How do you overcome your fears?

Day 8: Strike!

strikeStrike is “an intense, kickboxing-inspired workout. Challenge yourself with this full-body interval class that incorporates traditional kickboxing combinations done with optional weighted gloves, controlled weight-bearing movements and athletic drills. This is NOT your typical kickboxing class!.”

I cannot make a comment on your typical kickboxing class but I will guarantee that if you put in the effort you will be challenged!  The instructor at the Lifetime that I go to is well into her pregnancy.  She is in the front of the class coaching us through the combinations and people around me today were dropping like flies.  During Round One of the class I was so tempted to give up justifying in my head that I had already worked out this morning by walking, so I truly did not need to be at class.  For some reason the first part of my workouts are the hardest for me.  I have to remind myself that it is in my head and I need to push through it.  As the rounds continued I felt my punches get stronger.  I have a long way to go but I left the class with a smile on my face realizing that the instructor did not knock me out.  I stayed for the entire fight!   The journey that I am embarking on for this year seems crazy when I think that I am going to be able to do this for an entire year and the rest of my life.  I have never succeeded before so why am I going to succeed this time.  My answer to this is it is all in my head.  Just like the beginning of a workout or taking a long walk I need to push through until what I am doing is my daily routine.  Until that happens I am going to keep on smiling.  The commitment that I started on January 1st is still intact; my self-doubt cannot tell me otherwise!

Day 7: Apple’s

appleEach morning on my way to work I eat an apple.  I love the anticipation of taking the first bite.  I wonder if the apple is going to have the right crunch to it and juices that overflow when you bite into it.  As I eat my way around the apple I think about the day ahead of me.  Every once in a while I will come to a squishy part, and because it is still dark outside and I cannot see the apple, I laugh and hope the next bite will be as tasty as the first bite.  This evening as I write this entry I am so tempted to dive head first into a bag of chocolates and not come up until it is gone.  Instead, I am going to get in my car and drive home from work.  My hope is just like a squishy part in the apple, when I get home I will laugh and continue on with my night like I have done for the six nights past.  Not overeating and really enjoying the dinner that I have.   I cannot see the future but I am hoping for the best!

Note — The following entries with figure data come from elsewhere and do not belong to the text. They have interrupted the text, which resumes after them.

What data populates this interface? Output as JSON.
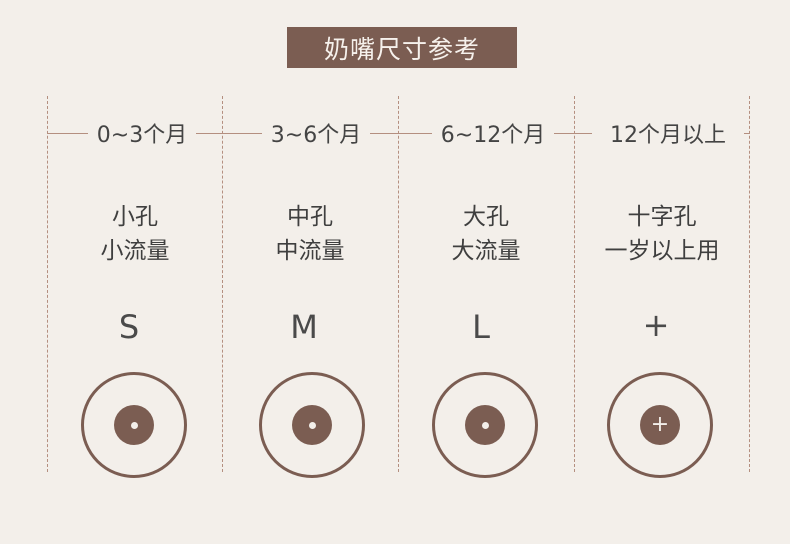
{
  "title": "奶嘴尺寸参考",
  "columns": [
    {
      "age": "0~3个月",
      "line1": "小孔",
      "line2": "小流量",
      "size": "S",
      "hole": "dot-icon"
    },
    {
      "age": "3~6个月",
      "line1": "中孔",
      "line2": "中流量",
      "size": "M",
      "hole": "dot-icon"
    },
    {
      "age": "6~12个月",
      "line1": "大孔",
      "line2": "大流量",
      "size": "L",
      "hole": "dot-icon"
    },
    {
      "age": "12个月以上",
      "line1": "十字孔",
      "line2": "一岁以上用",
      "size": "+",
      "hole": "plus-icon",
      "hole_symbol": "+"
    }
  ],
  "colors": {
    "accent": "#7b5d52",
    "background": "#f3efea",
    "line": "#b48f80"
  }
}
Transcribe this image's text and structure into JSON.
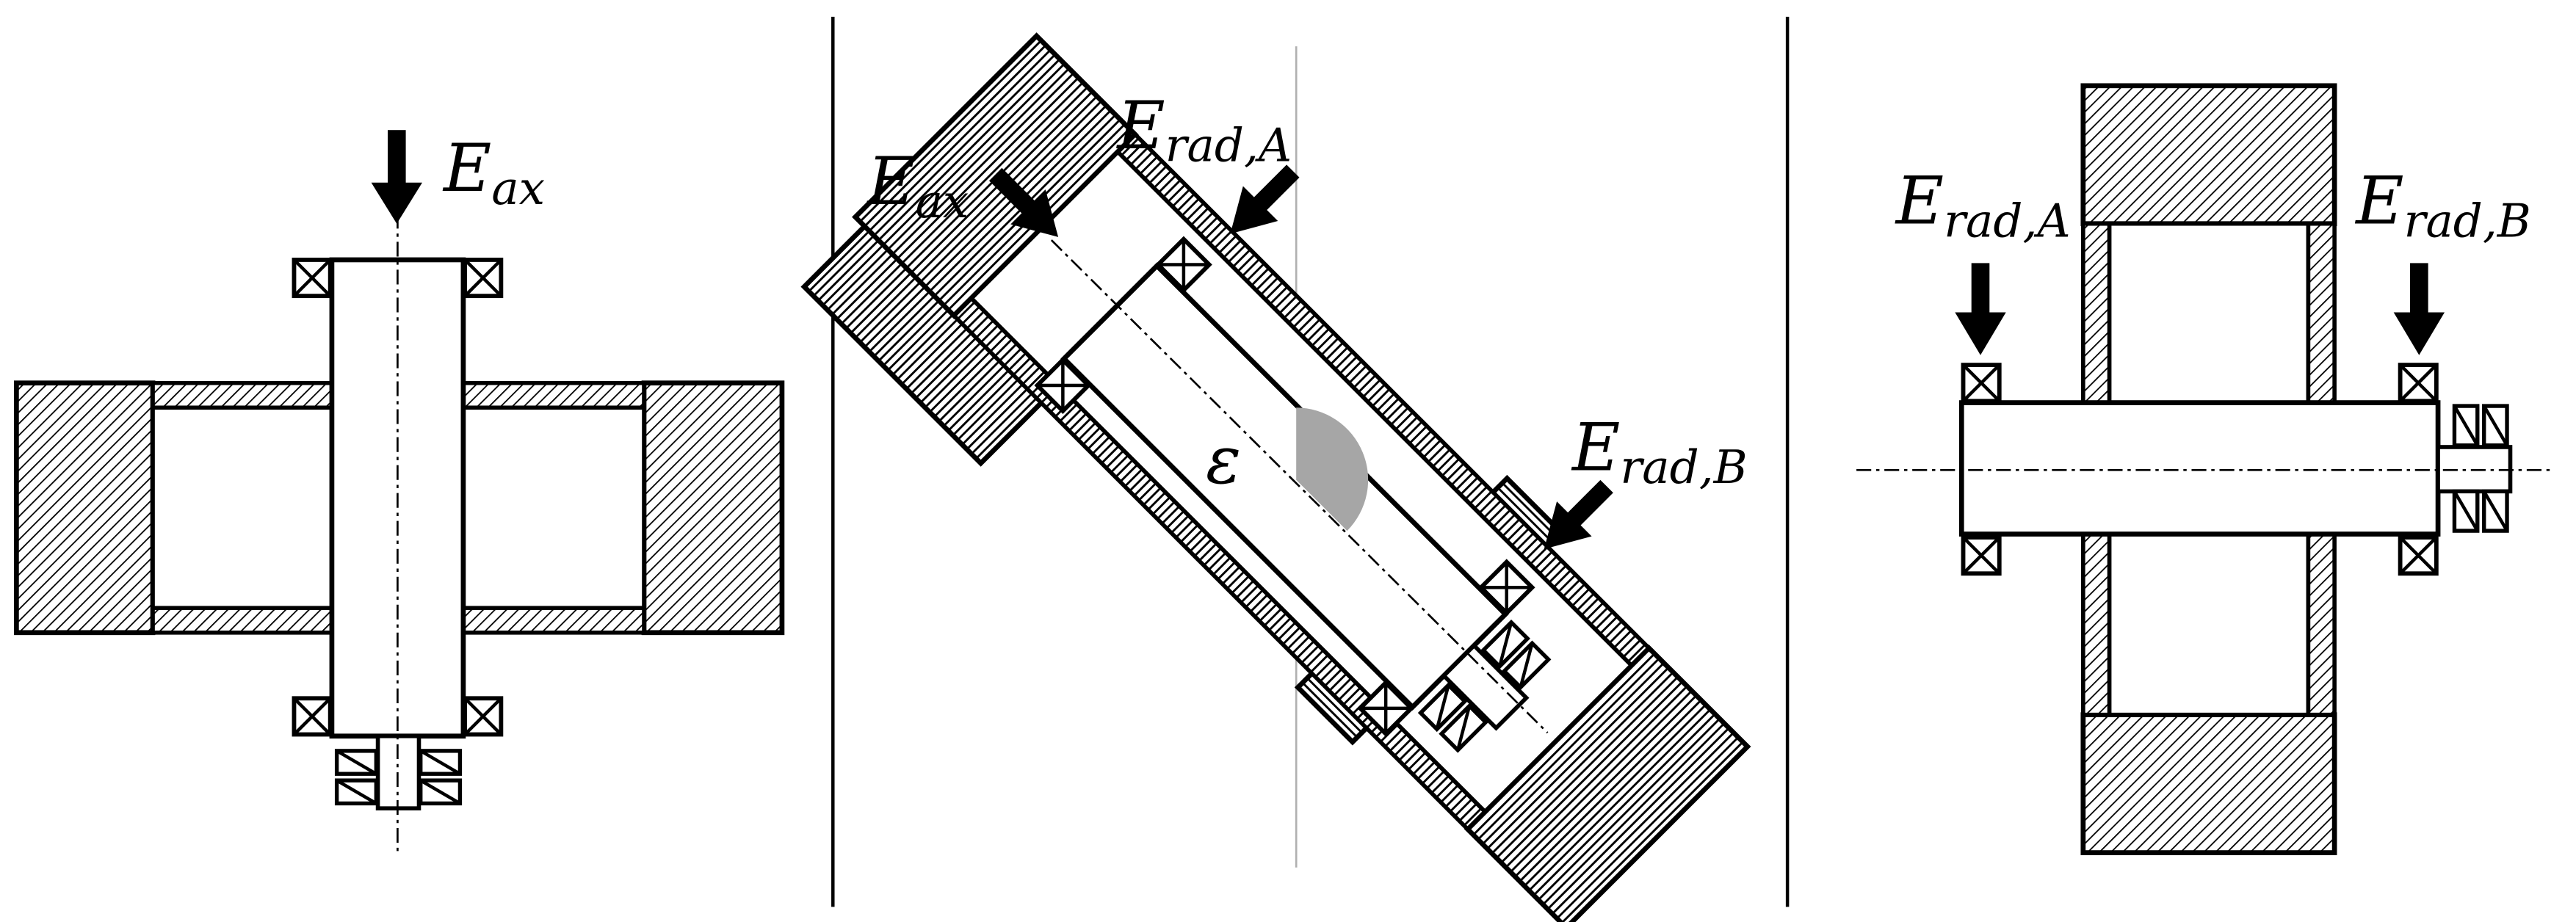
{
  "figure": {
    "panels": [
      {
        "id": "axial",
        "labels": {
          "e_ax_main": "E",
          "e_ax_sub": "ax"
        }
      },
      {
        "id": "inclined",
        "labels": {
          "e_ax_main": "E",
          "e_ax_sub": "ax",
          "e_rad_a_main": "E",
          "e_rad_a_sub": "rad,A",
          "e_rad_b_main": "E",
          "e_rad_b_sub": "rad,B",
          "epsilon": "ε"
        }
      },
      {
        "id": "radial",
        "labels": {
          "e_rad_a_main": "E",
          "e_rad_a_sub": "rad,A",
          "e_rad_b_main": "E",
          "e_rad_b_sub": "rad,B"
        }
      }
    ]
  },
  "colors": {
    "line": "#000000",
    "hatch": "#000000",
    "angle_fill": "#a6a6a6",
    "guide_line": "#b0b0b0"
  }
}
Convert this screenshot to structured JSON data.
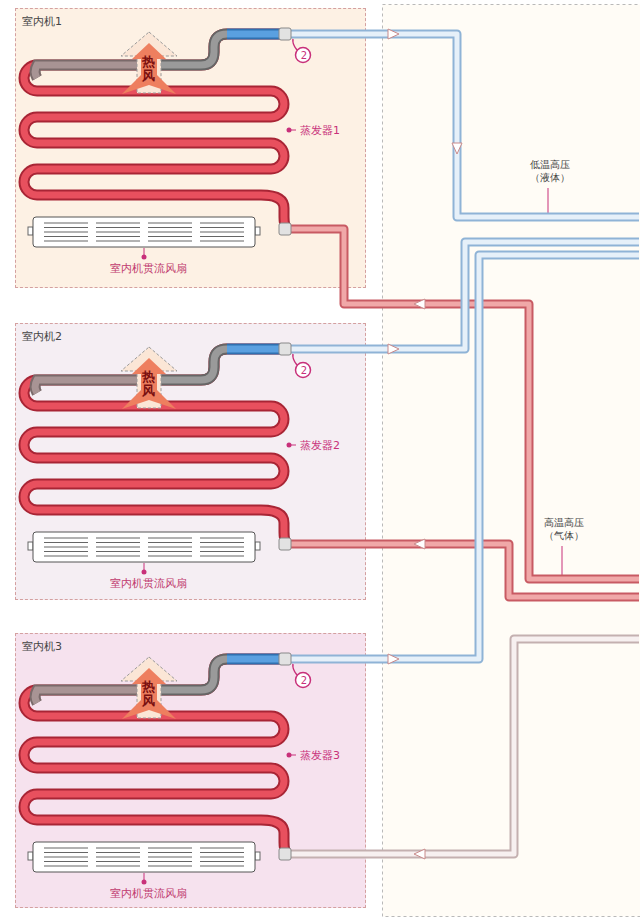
{
  "diagram": {
    "nodes": [
      {
        "text": [
          "室内机1"
        ]
      },
      {
        "text": [
          "热风"
        ],
        "in": 0
      },
      {
        "text": [
          "室内机贯流风扇"
        ],
        "in": 0
      },
      {
        "text": [
          "室内机2"
        ]
      },
      {
        "text": [
          "热风"
        ],
        "in": 3
      },
      {
        "text": [
          "室内机贯流风扇"
        ],
        "in": 3
      },
      {
        "text": [
          "室内机3"
        ]
      },
      {
        "text": [
          "热风"
        ],
        "in": 6
      },
      {
        "text": [
          "室内机贯流风扇"
        ],
        "in": 6
      }
    ],
    "labels": [
      "2",
      "蒸发器1",
      "低温高压 （液体）",
      "2",
      "蒸发器2",
      "高温高压 （气体）",
      "2",
      "蒸发器3"
    ]
  }
}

Day 6: Getting my Grove on…

latin danceTonight I went to a Latin Dance class for the second time.  It was such a different experience from the first time around.  This time I was able to continuously move to each of the songs, jump in the air, and do most of the feet movement.  I am looking forward to the day that I will have the stamina to do both the feet and hand movements for all of the dances!

All in all, week one was a huge success.  I walked outside over ten miles, ate healthy, did not go to food to answer my problems and for the most part had a positive attitude.   The one area of improvement is going to the health club more often.  This week goals are to: Walk outside five mornings, go to the club three times, and to make healthy eating choices.

How is your commitment going so far?